Children at three, five, even ten have a tremendous sense of self-worth. Lets’s nurture that rather than take it as amusement, or tease them about it, or try to discourage it. let’s never tell them to praise other people and be “modest” about themselves, or that self-love is vanity and other-love is essential and desirable. Let’s never laugh at their attempts at art, sports, fashion, poetry, stunting their growth, fostering in them a sense of inadequacy, of not being “good enough”. Let’s never tell them, or imply that they’re too small to make a difference.

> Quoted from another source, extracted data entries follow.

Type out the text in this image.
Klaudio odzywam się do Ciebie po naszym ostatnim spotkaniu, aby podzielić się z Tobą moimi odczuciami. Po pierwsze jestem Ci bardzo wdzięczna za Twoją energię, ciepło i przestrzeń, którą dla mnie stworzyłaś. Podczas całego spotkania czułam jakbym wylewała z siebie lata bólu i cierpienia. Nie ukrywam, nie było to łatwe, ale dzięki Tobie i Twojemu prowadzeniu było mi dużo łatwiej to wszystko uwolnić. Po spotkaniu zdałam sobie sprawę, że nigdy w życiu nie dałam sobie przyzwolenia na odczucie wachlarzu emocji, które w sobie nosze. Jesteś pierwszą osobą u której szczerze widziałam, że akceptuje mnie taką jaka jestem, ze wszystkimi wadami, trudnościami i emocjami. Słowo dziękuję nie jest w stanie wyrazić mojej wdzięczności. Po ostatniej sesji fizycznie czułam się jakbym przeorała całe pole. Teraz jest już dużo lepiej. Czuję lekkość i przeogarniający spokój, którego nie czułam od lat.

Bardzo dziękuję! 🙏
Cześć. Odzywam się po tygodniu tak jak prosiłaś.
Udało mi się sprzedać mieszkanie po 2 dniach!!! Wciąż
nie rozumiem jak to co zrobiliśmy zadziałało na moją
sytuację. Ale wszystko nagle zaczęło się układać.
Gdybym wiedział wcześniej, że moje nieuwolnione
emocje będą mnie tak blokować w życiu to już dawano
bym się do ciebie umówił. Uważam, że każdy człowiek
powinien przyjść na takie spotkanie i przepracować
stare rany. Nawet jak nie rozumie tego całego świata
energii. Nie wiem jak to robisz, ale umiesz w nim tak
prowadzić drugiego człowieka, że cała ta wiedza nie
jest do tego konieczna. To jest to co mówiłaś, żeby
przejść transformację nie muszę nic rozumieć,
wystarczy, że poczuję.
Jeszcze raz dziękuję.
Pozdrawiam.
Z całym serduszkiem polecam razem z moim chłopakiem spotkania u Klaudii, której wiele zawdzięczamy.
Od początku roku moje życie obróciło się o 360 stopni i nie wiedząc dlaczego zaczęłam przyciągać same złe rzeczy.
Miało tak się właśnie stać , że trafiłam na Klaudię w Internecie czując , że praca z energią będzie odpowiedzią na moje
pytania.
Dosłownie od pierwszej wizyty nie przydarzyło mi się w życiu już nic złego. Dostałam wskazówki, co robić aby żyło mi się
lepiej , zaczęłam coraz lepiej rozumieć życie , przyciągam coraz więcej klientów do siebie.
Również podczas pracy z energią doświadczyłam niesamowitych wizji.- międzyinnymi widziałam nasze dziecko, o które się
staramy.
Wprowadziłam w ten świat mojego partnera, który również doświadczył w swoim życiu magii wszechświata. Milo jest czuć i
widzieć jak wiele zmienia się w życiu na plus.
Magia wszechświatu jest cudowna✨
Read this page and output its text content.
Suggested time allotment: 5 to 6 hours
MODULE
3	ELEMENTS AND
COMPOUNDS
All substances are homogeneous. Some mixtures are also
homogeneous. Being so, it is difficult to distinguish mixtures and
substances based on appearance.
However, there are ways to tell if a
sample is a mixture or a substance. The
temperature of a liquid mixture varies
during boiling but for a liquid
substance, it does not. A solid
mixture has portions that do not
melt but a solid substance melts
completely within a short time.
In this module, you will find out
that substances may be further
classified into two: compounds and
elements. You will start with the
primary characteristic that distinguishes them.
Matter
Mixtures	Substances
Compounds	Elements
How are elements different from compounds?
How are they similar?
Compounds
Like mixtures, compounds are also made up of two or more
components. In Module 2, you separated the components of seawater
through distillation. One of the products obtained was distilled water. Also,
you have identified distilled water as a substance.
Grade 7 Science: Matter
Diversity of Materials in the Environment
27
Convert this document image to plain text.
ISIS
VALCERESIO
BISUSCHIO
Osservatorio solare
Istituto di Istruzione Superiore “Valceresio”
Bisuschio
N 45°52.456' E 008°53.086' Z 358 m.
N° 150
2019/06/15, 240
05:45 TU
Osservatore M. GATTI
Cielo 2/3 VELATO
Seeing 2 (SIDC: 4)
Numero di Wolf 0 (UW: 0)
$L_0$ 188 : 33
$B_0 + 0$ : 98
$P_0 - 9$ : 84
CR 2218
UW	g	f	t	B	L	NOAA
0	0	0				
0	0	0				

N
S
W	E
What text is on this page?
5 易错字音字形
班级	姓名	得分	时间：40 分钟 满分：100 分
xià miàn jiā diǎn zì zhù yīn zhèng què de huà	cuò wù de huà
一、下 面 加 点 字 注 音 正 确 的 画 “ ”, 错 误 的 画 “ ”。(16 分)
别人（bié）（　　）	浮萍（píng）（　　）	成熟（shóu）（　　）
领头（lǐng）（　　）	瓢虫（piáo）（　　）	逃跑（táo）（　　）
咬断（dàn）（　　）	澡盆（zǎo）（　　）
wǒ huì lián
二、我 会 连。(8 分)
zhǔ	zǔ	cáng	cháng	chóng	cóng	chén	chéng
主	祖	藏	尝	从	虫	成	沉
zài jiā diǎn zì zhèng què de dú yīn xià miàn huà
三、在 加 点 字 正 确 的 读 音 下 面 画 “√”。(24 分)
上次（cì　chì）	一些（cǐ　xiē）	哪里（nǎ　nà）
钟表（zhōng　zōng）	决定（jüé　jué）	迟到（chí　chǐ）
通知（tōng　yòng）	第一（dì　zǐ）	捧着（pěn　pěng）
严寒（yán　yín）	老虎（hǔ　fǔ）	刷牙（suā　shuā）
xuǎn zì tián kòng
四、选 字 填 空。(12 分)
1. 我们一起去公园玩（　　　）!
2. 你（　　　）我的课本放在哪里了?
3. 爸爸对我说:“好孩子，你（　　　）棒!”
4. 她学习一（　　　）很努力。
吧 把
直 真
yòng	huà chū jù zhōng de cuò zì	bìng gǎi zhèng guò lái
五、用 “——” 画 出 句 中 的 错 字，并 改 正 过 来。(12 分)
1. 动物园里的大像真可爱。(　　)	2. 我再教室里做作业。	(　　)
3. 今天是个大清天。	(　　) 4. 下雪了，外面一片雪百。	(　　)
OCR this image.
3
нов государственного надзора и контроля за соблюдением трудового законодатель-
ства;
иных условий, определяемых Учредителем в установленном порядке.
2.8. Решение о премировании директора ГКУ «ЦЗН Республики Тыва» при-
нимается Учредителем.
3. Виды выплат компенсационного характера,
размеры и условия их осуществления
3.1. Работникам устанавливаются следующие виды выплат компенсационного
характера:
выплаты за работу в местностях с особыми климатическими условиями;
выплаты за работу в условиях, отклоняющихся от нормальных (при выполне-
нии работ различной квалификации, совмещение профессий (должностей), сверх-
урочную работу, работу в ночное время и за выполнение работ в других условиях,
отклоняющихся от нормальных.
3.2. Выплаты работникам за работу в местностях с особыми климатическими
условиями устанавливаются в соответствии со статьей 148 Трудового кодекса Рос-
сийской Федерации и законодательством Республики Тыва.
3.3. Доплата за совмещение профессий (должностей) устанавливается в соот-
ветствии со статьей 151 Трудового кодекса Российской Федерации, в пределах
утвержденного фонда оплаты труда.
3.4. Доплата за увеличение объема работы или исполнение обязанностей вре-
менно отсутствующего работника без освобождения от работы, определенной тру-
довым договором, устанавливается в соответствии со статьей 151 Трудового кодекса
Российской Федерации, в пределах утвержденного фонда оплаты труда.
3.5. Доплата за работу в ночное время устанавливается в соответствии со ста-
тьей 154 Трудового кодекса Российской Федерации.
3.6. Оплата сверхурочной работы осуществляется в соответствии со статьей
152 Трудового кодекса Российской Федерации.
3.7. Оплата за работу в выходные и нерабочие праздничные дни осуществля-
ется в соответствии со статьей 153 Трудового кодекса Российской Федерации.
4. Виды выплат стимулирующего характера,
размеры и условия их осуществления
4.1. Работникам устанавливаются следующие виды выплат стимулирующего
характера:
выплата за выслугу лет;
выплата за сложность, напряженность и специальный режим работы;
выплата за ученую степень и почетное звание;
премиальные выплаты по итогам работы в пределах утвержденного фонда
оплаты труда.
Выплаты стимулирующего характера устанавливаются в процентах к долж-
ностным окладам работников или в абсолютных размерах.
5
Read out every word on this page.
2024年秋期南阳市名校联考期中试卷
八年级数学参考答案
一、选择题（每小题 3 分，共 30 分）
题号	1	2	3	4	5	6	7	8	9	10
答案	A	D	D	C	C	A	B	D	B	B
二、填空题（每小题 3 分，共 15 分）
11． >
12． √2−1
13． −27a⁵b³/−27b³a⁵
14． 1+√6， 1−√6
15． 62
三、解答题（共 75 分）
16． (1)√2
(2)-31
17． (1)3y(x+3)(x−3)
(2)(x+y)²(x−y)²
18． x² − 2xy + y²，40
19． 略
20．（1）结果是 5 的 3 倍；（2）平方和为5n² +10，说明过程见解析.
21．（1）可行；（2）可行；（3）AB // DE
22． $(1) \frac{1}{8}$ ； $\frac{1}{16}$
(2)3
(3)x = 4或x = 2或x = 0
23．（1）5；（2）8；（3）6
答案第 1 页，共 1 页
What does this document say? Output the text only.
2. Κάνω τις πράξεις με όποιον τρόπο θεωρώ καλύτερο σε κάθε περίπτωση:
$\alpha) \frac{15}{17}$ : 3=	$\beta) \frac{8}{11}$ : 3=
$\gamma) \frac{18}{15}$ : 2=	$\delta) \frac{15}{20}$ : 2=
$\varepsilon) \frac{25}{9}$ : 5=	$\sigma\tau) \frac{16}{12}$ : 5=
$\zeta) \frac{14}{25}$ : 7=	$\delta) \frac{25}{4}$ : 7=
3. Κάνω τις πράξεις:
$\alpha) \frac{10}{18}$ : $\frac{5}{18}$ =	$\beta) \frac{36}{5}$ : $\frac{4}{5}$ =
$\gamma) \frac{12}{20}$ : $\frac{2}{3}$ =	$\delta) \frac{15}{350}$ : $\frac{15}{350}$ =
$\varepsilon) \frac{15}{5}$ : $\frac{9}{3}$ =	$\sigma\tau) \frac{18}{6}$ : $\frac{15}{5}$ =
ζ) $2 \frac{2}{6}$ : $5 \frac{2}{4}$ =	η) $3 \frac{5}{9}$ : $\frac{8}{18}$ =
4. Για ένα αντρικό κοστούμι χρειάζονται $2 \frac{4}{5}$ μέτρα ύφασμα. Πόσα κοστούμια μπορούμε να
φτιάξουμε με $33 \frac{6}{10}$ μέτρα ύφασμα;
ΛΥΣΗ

Instead, let’s encourage them to laugh “too” loud if they want, dance “too” freely,dream big, speak their mind. Let’s allow them space to experiment with means of self-expression. Let’s take their attempts at life, art, anything else with respect so that they don’t grow up into twenty (or even forty!) year olds too timid to experience boldly or express honestly; and so that they don’t grow up feeling like their need either beauty, or brains, or speed, or that BMW to be loved, wanted, valuable.
If we ingrain anything in them, let it be just that They deserve because they Are.